Just an FYI, I have been seeing alot of chatter on the internet about RAM and SSD prices about to drop due to little demand and too much supply.
Also seeing rumors of the flagship 3XXX going for $1399 USD. Obviously nothing solid but something to think about.
As for your build, Id go Intel, but Im an Intel guy. MSFS might be the only game to benifit from multi cores though, which would make the AMD better.
RAM 32GB is the min for flight sims.(IMO) If you can go 64.
As for the cooler, the Noctua is a beast! I believe its bigger than a radiator for a Yugo. Just make sure you have room.
DCS will benefit from more RAM as well. I believe DCS lists 16 as a requirement but also says 32 in heavy missions. Which means it benefits from more RAM.
Have you seen any benchmarks regarding this? Only thing I could find was speculation from before the release. When I looked at MSI afterburner, MSFS 2020 had a cpu usuage of around 40-45% while flying with a 9th gen i7 (8 core no HT). Basically the same as DCS. Maybe that’s not a good indicator I’m just curious if the multi core hype was real or not.
Currenlty here (gpu placeholder obviously). Not waiting for new cpus. The AMD 3950X is already $1000. New AMD cpus aren’t going to be any cheaper really. And as you say, always something around the corner. Will compare my list with above later. Gotta work ahhhh.
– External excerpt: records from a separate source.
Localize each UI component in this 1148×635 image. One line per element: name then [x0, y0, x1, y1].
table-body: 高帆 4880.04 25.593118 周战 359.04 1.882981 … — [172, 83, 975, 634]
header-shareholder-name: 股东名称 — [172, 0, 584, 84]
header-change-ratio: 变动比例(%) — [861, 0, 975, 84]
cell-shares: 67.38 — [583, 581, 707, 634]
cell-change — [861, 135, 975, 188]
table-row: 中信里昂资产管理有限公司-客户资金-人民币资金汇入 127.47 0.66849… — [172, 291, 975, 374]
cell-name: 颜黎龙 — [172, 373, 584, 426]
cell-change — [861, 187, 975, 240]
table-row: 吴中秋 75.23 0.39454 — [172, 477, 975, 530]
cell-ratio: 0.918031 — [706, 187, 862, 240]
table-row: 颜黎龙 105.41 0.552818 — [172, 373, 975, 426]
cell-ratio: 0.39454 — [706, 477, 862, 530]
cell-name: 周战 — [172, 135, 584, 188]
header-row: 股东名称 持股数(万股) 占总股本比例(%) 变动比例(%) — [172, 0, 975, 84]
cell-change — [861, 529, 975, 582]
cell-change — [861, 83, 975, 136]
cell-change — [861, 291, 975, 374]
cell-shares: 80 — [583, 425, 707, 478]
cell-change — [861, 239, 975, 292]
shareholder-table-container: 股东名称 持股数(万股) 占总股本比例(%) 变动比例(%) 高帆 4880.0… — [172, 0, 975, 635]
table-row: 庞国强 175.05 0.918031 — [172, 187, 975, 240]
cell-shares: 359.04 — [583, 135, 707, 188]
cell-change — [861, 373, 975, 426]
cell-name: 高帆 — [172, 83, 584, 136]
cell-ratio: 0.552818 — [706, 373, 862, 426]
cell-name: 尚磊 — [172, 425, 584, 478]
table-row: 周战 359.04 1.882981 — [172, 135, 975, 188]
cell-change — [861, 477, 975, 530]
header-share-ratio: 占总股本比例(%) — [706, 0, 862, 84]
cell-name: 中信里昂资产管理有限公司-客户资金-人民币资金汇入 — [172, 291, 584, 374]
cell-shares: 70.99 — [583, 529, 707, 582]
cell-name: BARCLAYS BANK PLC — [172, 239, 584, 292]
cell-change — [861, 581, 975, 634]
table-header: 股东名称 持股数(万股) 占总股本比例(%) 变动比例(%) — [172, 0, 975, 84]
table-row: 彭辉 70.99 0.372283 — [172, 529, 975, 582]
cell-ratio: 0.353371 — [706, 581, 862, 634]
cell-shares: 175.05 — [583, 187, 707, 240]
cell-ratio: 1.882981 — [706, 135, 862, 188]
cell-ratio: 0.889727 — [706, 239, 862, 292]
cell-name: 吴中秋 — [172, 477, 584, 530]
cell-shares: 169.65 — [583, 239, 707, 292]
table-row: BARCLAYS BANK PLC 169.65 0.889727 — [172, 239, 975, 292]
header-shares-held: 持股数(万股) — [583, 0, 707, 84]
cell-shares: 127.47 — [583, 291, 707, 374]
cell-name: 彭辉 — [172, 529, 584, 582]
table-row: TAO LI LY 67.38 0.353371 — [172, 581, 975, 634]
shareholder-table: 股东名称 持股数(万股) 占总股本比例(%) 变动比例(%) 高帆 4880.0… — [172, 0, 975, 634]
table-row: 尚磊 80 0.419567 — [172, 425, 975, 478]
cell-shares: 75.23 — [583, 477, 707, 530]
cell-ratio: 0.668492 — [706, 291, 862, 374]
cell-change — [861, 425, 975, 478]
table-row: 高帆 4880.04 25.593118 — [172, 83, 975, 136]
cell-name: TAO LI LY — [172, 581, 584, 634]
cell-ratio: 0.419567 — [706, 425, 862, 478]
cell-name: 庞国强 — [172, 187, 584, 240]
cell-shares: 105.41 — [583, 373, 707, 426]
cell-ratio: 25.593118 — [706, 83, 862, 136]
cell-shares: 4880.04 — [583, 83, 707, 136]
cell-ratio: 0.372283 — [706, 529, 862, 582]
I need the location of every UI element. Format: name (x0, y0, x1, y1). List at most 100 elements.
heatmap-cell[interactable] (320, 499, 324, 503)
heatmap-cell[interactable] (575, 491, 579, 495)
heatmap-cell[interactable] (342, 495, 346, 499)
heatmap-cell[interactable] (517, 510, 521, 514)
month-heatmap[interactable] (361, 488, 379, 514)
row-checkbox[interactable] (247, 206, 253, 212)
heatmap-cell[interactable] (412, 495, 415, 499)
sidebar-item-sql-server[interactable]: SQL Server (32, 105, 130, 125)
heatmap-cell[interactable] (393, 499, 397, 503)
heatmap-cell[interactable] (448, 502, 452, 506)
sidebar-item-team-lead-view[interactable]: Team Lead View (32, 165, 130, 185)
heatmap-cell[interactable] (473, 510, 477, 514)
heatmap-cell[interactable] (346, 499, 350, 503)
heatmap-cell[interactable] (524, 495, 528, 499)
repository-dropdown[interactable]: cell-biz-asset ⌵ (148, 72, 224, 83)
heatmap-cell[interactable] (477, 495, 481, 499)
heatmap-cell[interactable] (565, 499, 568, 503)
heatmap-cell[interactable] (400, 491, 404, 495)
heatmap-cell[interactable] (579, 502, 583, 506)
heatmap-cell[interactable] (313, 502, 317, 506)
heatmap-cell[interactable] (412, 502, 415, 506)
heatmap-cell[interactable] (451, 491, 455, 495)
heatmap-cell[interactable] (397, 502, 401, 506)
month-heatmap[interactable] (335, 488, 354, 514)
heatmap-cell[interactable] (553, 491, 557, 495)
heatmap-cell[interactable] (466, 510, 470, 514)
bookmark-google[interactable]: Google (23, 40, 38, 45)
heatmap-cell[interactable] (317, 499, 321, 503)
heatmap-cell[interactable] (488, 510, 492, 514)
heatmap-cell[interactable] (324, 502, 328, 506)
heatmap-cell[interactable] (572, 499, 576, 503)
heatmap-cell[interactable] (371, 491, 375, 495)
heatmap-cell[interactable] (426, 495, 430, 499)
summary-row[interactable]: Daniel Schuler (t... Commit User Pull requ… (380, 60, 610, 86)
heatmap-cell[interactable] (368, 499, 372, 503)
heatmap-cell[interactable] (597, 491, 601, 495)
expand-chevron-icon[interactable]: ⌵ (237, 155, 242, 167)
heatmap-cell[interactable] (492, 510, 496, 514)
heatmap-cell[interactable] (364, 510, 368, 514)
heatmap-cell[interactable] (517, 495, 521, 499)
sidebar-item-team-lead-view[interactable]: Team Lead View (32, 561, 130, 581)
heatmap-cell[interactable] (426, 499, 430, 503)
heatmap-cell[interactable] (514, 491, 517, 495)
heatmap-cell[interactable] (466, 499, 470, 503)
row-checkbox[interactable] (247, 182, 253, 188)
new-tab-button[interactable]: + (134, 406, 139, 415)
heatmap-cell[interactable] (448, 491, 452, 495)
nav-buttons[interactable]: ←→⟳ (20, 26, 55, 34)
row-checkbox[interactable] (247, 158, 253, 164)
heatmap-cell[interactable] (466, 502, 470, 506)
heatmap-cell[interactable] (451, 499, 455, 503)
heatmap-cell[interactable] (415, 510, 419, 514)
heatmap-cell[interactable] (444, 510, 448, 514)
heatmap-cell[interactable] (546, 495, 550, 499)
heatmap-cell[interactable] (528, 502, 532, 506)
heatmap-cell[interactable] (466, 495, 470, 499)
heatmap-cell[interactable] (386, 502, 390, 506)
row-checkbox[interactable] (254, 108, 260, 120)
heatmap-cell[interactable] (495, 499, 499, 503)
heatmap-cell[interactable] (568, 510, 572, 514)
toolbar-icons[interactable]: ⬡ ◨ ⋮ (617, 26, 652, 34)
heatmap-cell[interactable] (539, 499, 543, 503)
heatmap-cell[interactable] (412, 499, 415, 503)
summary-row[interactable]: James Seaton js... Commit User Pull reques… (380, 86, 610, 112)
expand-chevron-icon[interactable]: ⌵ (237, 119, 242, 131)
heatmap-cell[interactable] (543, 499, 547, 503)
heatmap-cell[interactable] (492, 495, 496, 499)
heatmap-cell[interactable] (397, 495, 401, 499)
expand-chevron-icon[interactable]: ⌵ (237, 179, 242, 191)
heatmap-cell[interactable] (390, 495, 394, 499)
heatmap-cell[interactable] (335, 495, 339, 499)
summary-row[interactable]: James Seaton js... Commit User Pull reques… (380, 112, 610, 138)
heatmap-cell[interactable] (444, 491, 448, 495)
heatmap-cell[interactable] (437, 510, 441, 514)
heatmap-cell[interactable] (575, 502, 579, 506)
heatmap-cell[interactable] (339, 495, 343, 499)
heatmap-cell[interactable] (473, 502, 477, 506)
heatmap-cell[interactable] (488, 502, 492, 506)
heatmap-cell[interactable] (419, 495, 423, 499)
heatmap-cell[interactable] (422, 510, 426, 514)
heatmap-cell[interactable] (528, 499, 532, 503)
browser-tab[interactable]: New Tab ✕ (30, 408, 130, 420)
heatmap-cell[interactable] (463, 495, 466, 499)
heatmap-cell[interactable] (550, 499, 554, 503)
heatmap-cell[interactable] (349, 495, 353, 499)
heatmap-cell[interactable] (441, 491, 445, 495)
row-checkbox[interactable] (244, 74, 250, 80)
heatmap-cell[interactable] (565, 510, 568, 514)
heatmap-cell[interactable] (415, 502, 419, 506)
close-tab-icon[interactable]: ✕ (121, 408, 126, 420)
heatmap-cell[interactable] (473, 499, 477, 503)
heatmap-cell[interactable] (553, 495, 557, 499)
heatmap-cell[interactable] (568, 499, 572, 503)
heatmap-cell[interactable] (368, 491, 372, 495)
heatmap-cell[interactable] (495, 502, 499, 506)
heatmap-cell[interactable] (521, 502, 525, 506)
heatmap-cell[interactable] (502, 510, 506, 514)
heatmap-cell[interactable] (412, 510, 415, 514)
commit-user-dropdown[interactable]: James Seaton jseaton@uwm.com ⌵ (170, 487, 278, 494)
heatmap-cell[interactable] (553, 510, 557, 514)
Hmm. That seasonic leak appears to indicate 850w PSU recommended… Anyone know off-hand whether that’s new for this upcoming GPU set or whether they often recommend that?
I’ve always heard 850 is overkill, but I wouldn’t surprised if we might actually get near to 750w now with that massive beast.
I’ve got a 12 core AMD 3900X and it’s using all the cores quite evenly without using hyper-threading. I don’t like the look of core usage with hyper-threading on (24 threads) though. Way less even useage.
I’d recommend water cooling. Allows overclocking with zero worry of longterm damage. I’ve got the Corsair H150i. Don’t know if it mid tower compatible. I’m on a full tower.
I’m overclocked to 5.0ghz. Idle 27ish. Under load. 45-55.
The coolant is electrically inert, so they say.
Never had one leak, even after remounting and one pump failure on a very old unit.
Be wary with TDP values, and do not use them for PSU concerns as for example Intel defines TDP as power under a pre-defined “typical” intense load. This is not close to maximum thermal output and power consumption, where a 9900k’s 95W TDP can bloom to 220W (My own test under Prime95 Small FFT / Max heat - which is well beyond what any program getting your CPU to 100% usage can achieve).
However, I have not found how Nvidia sets TDP to know if the GPU’s TDP vs. Max power draw compares, but take a 180W GPU TDP and add it to my 220W actual test and we have 400W without powering the motherboard, drives, lights, cooler and fans.
If we use the same Actual:TDP ratio the GPU could theoretically reach 417W so 220 + 417 and we’re at 637W for CPU and GPU alone, but again this is theoretical.
I have always liked this tool:
As well, rumor before launch showed the I9-10900K peaking at around 300W, and that Intel might have to de-tune it as the motherboards were already made and the VRMs couldn’t handle that load. I haven’t followed up since, but I would definitely check in to that and account for actual max power draw to be safe.